SINGAPORE -- Proceeds from Southeast Asia's initial public offerings plunged 34% on the year in 2018, the first decline in two years, as Sino-American trade tensions depressed investor sentiment.
IPOs in the region raised a total of $7.1 billion, according to data compiled by Ernst & Young. IPOs numbered 115, down 7% from 2017. Small offerings dominated the list, with 56 of the 115 issuers raising less than $10 million.
Max Loh, Southeast Asia and Singapore IPO leader at EY, pointed out that uncertainty from the U.S.-China trade war and other factors dampened investor enthusiasm for new listings.
"2018 was relatively quiet in the Southeast Asia IPO markets, as economic uncertainty, trade tensions and emerging-market issues persist," Loh said. Southeast Asian nations have strong trade ties to China, so heightened Sino-American tensions have affected equities markets in the region, with some key stock indexes likely to end the year with their first drops since 2015.
But even as Southeast Asian listings lost steam, the region's fastest-growing economy of Vietnam increased its IPO market presence this year to overtake such regional leaders as Singapore and Thailand.
The Ho Chi Minh Stock Exchange topped the region's exchanges in total IPO proceeds this year, at $2.6 billion, 3.7 times bigger than the figure for 2017. Vinhomes, an arm of property developer Vingroup, raised some $1.34 billion in its May listing, while Vietnam Technological and Commercial Joint Stock Bank, known as Techcombank, raised $923 million in April.
The emergence of Vietnam as Asia's hot IPO destination "is a synchronized result of government support, market reform, inflow of foreign capital and high pace of economic growth, said Margaret Yang, a Singapore-based analyst at CMC Markets.
"Supply chain reshuffling as a result of China's manufacturing migration and trade tensions created tremendous opportunities for Vietnam's manufacturing sector and labor market, boosting investment sentiment," Yang said.

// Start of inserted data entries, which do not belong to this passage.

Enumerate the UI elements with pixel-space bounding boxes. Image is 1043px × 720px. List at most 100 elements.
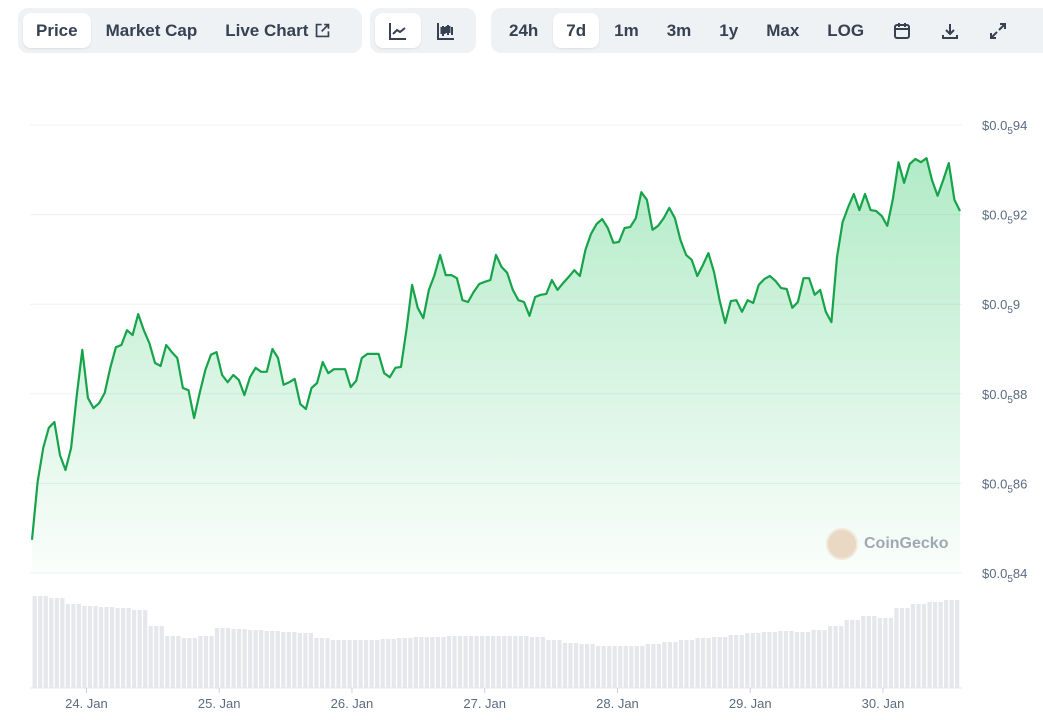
volume-bar [38, 596, 43, 688]
volume-bar [872, 616, 877, 688]
volume-bar [336, 640, 341, 688]
volume-bar [662, 642, 667, 688]
volume-bar [259, 630, 264, 688]
volume-bar [71, 604, 76, 688]
volume-bar [402, 638, 407, 688]
volume-bar [419, 637, 424, 688]
volume-bar [855, 620, 860, 688]
coingecko-watermark: CoinGecko [826, 528, 948, 560]
volume-bar [264, 631, 269, 688]
volume-bar [734, 635, 739, 688]
volume-bar [629, 646, 634, 688]
volume-bar [303, 633, 308, 688]
volume-bar [717, 637, 722, 688]
volume-bar [192, 638, 198, 688]
volume-bar [932, 602, 938, 688]
volume-bar [159, 626, 164, 688]
volume-bar [910, 604, 916, 688]
volume-bar [330, 640, 336, 688]
volume-bar [209, 636, 214, 688]
volume-bar [916, 604, 921, 688]
volume-bar [60, 598, 65, 688]
volume-bar [132, 610, 137, 688]
volume-bar [750, 633, 755, 688]
volume-bar [341, 640, 347, 688]
volume-bar [623, 646, 628, 688]
volume-bar [297, 633, 302, 688]
volume-bar [65, 604, 70, 688]
volume-bar [767, 632, 772, 688]
volume-bar [596, 646, 601, 688]
volume-bar [154, 626, 159, 688]
volume-bar [87, 606, 93, 688]
volume-bar [358, 640, 363, 688]
volume-bar [281, 632, 286, 688]
volume-bar [474, 636, 479, 688]
volume-bar [877, 618, 882, 688]
volume-bar [214, 628, 220, 688]
volume-bar [253, 630, 258, 688]
volume-bar [828, 626, 833, 688]
volume-bar [375, 640, 380, 688]
volume-bar [270, 631, 275, 688]
y-tick-label: $0.0586 [982, 476, 1027, 495]
volume-bar [386, 639, 391, 688]
x-tick-label: 26. Jan [331, 696, 374, 711]
volume-bar [513, 636, 518, 688]
volume-bar [728, 635, 733, 688]
volume-bar [187, 638, 192, 688]
volume-bar [562, 643, 568, 688]
volume-bar [424, 637, 430, 688]
volume-bar [397, 638, 402, 688]
volume-bar [319, 638, 325, 688]
volume-bar [49, 598, 54, 688]
y-tick-label: $0.0588 [982, 387, 1027, 406]
volume-bar [607, 646, 612, 688]
volume-bar [783, 631, 789, 688]
volume-bar [463, 636, 468, 688]
volume-bar [894, 608, 899, 688]
x-tick-label: 30. Jan [862, 696, 905, 711]
volume-bar [441, 637, 446, 688]
volume-bar [601, 646, 606, 688]
y-tick-label: $0.059 [982, 297, 1020, 316]
volume-bar [579, 644, 584, 688]
volume-bar [413, 637, 418, 688]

The Stock Exchange of Thailand followed the Ho Chi Minh bourse at $2.5 billion, down 28% from the previous year. Then came the Indonesia Stock Exchange at $1.2 billion, up 66%. Thailand and Singapore topped the list in 2017, with proceeds of more than $3 billion apiece. But this year, the Singapore Exchange's tally dropped 85% to some $500 million.
Yet Thai companies still led the fundraising list, with the Thailand Future Fund, an infrastructure investment vehicle launched by the government, ranking first at $1.37 billion, and beverage maker Osotspa coming in fourth at $465 million.
Southeast Asia's lackluster performance was in line with the global IPO market. Worldwide, IPOs fell 21% on the year to 1,359. Proceeds totaled $204.8 billion, up 6%, but this was thanks largely to such megadeals as SoftBank Group mobile unit SoftBank Corp. debuting on the Tokyo Stock Exchange and Tencent Holdings' streaming unit Tencent Music Entertainment Group joining the New York Stock Exchange.
Looking ahead to next year, potential IPOs of the region's unicorns are one focus. Despite weak IPO activity in the region this year, investors are increasingly looking to Southeast Asia's promising unlisted startups, such as ride-hailing company Grab and rival Go-Jek, boosting their valuations. Grab raised some $3 billion this year alone, including from global giants Toyota Motor and Microsoft, with its valuation exceeding $10 billion.
In 2017, Southeast Asia missed two homegrown unicorns' IPOs: Online gaming company Sea and gaming hardware company Razer chose New York and Hong Kong, respectively.
Southeast Asian exchanges have since changed their rules to attract more IPOs. The SGX has moved to allow listing of companies with the dual-class share structure preferred by startups. The Indonesian and Singaporean exchanges have shortened trade settlements to two days from three.
Yet investor sentiment still matters. In the latest quarterly survey by the Monetary Authority of Singapore, all 23 participating economists and analysts agreed that trade protectionism is a downside risk for the Singaporean economy. An expected further slowdown in China's economy and the recent stock sell-offs in developed markets could drag on investor confidence.
"With [the region's] exchanges innovating to build their IPO pipeline, and if geopolitical and economic volatility subsides, we may see more sustained IPO activity in the second half of 2019," EY's Loh said.
Yang of CMC Markets said that in the worst-case scenario, if the collapse of the U.S. equities market turns into worldwide panic selling in 2019 and eventually results in an economic downturn, then IPO activity will likely shrink -- "and investors will have a lot more things to worry about then."